Here just share my troubleshooting steps:
1. First, I login primary and mirror server. I got the same database status on both 2 servers
so it showed to me:
a) since all databases had problem, it should be a system level error, not single database issue
b) database in "disconnected/In Recovery" status, it indicts the server not only lost communication with the partner server(primary or mirror), but also lost communication with witness. so sql server can not bring database online on either servers, or else it will cause split-brain problem.
the question now is : why the 3 servers lost communication with each other?
2. Check connection among 3 servers with telnet command
telnet [sqlservername] [port]
all 3 servers can connect each other, so the network should be fine, and endpoing port is opened, firewall should be fine.
3. Check SQL Server Errorlog
I checked the sql server errorlog on all 3 servers(primary, mirror, and witness), I found same error message below:
2013-11-06 23:07:47.70 Logon Database Mirroring login attempt by user 'xxx\xxxxx-db.' failed with error: 'Connection handshake failed. The login 'xxx\xxxxx-db' does not have CONNECT permission on the endpoint. State 84.'. [CLIENT: xx.xx.xx.xx]
so it should be permission account of account 'xxx\xxxxx-db'
4. Check Account 'xxx\xxxxx-db' in sql server
By checking account permission, it shows the account is sys admin on every sql servers. so there should be no permission issue.
in your case, if you find account is not sys admin, make sure you grant connect endpoint permission to that account.
so what's wrong here?
Although the account is sys admin in sql server, but it doesn't mean the account is 100% ok, because it is window domain account, when using window authentication mode, sql server will ask window to authenticate the user account first(by NTLM or Kerberos), if windows authentication is failed, sql server will reject that login request.
so I tried to login sql server with the account 'xxx\xxxxx-db', this time I got error message below:
Good. we are closed to the answer. normally, you can find the detail information of login failed error in errorlog just like below:
2006-02-27 00:02:00.34 Logon Error: 18456, Severity: 14, State: 8.
2006-02-27 00:02:00.34 Logon Login failed for user '<user name>'. [CLIENT: <ip address>]
the most important information is "State" code:
Attempt to use a Windows login name with SQL Authentication
Login disabled and password mismatch
Valid login but server access failure
SQL Server service paused
But unfortunately, this time I didn't find anything from errorlog! then how to capture the detail information? you are right, Profiler trace!

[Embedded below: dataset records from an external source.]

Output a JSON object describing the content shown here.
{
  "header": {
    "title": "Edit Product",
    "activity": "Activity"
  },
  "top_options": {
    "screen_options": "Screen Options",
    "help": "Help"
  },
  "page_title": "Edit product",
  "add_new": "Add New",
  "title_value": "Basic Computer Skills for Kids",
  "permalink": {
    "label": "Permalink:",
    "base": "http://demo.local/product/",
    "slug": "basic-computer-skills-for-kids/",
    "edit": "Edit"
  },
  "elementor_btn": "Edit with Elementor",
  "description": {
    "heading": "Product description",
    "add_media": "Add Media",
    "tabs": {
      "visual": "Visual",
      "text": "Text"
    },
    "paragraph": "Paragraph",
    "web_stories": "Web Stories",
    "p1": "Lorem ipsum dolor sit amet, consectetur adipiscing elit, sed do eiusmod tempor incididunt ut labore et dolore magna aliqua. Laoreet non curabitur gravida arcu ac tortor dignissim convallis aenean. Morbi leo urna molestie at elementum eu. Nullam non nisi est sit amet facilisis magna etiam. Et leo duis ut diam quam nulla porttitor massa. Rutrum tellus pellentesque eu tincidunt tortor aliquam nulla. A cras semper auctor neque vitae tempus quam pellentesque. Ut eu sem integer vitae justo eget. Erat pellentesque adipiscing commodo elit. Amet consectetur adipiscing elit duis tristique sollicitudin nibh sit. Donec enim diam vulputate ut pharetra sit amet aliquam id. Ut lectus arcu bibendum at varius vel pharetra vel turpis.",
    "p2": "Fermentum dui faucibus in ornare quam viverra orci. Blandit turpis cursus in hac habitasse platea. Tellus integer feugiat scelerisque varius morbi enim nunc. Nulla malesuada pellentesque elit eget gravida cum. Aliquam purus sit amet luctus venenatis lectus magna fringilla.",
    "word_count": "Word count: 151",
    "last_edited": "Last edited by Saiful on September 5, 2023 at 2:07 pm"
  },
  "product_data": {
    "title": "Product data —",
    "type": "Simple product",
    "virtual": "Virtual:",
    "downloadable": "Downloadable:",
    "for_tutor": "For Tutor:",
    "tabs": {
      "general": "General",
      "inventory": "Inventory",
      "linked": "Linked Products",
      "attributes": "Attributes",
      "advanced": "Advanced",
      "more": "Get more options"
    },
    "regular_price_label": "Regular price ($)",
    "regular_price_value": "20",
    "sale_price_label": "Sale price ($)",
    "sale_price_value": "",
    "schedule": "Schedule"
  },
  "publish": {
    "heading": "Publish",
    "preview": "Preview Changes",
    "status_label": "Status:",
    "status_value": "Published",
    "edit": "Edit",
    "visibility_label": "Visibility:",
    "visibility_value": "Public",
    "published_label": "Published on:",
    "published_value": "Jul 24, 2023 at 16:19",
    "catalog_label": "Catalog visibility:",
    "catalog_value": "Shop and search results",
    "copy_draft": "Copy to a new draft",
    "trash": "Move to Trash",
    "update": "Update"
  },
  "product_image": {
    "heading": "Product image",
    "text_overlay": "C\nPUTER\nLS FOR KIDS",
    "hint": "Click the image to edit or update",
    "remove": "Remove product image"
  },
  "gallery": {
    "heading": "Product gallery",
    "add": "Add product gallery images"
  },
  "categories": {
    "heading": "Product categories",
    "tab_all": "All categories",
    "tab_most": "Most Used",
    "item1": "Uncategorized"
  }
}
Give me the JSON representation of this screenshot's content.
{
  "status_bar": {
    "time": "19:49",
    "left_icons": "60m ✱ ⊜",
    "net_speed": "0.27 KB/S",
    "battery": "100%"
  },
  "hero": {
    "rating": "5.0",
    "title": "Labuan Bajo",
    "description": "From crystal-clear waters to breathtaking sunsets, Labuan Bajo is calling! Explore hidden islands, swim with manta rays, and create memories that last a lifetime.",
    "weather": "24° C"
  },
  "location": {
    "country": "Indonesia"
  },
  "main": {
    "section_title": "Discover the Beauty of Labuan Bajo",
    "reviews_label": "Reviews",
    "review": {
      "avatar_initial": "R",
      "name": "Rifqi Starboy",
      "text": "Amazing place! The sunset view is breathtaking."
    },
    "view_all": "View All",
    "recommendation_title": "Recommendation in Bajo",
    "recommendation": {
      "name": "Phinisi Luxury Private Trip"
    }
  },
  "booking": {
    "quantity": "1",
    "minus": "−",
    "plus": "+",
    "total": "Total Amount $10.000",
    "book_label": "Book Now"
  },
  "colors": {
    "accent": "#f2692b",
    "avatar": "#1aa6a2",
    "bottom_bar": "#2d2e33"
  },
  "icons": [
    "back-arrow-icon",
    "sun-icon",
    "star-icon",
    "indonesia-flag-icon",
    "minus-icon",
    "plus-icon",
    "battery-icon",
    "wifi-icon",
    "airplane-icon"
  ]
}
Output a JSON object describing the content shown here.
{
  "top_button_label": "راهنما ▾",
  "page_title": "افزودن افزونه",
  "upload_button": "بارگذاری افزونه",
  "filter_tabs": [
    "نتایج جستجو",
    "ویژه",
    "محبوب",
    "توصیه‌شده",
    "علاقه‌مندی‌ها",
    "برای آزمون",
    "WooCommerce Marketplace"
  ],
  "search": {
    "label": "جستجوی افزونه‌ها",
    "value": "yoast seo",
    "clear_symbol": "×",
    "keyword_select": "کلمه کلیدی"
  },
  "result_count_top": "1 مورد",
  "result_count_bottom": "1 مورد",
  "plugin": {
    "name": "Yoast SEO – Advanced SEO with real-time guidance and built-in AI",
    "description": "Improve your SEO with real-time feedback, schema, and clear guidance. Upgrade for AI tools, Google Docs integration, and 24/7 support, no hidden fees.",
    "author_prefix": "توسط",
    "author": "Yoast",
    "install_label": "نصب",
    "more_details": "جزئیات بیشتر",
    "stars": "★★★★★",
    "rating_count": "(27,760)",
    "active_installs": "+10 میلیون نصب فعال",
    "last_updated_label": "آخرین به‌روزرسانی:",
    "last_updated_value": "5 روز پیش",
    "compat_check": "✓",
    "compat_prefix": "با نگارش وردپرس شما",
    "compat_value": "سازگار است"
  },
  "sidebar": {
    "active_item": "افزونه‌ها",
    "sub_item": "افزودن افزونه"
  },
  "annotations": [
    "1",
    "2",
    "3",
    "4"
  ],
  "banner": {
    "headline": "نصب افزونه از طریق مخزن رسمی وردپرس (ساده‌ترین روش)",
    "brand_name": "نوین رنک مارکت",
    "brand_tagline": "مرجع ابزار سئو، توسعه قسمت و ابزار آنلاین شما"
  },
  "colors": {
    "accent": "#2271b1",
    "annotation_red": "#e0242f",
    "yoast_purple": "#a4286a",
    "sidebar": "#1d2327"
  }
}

I run the Profiler trace on sql server, and enabled the "Audit login failed" event only. finally I got the detail error message below
by searching the error message, I found the link below
It prove my guess that the window authentication has problem, in other words, the Account should have problem.
what is the next step?
5. Check if there was any changes made before the error occurred
I am not a AD expert, troubleshooting the window account authentication is little bit hard for me, I can do it, but it might take several hours or days to troubleshooting it. so the easiest way is checking with the guy who report this issue to me, or ask AD expert to look into it.
I asked the engineer who report this issue : is there any change they made on the account 'xxx\xxxxx-db' before the error occurred? suddenly they seems to remember something, and told me wait a minute, then they come back to me and said the issue has been solved, the mirror is recovered now. I went back to the server, it is true, all database are in mirror synchronized status.
I asked them what happen, they told they made some changes on that account(like pull the account out of some domain groups), if I didn't mention the account to them, they would never think about the problem was caused by their change. so problem is solved.
Despite no root cause here, we have some steps to narrow down the problem, and find a fastest way to solve it.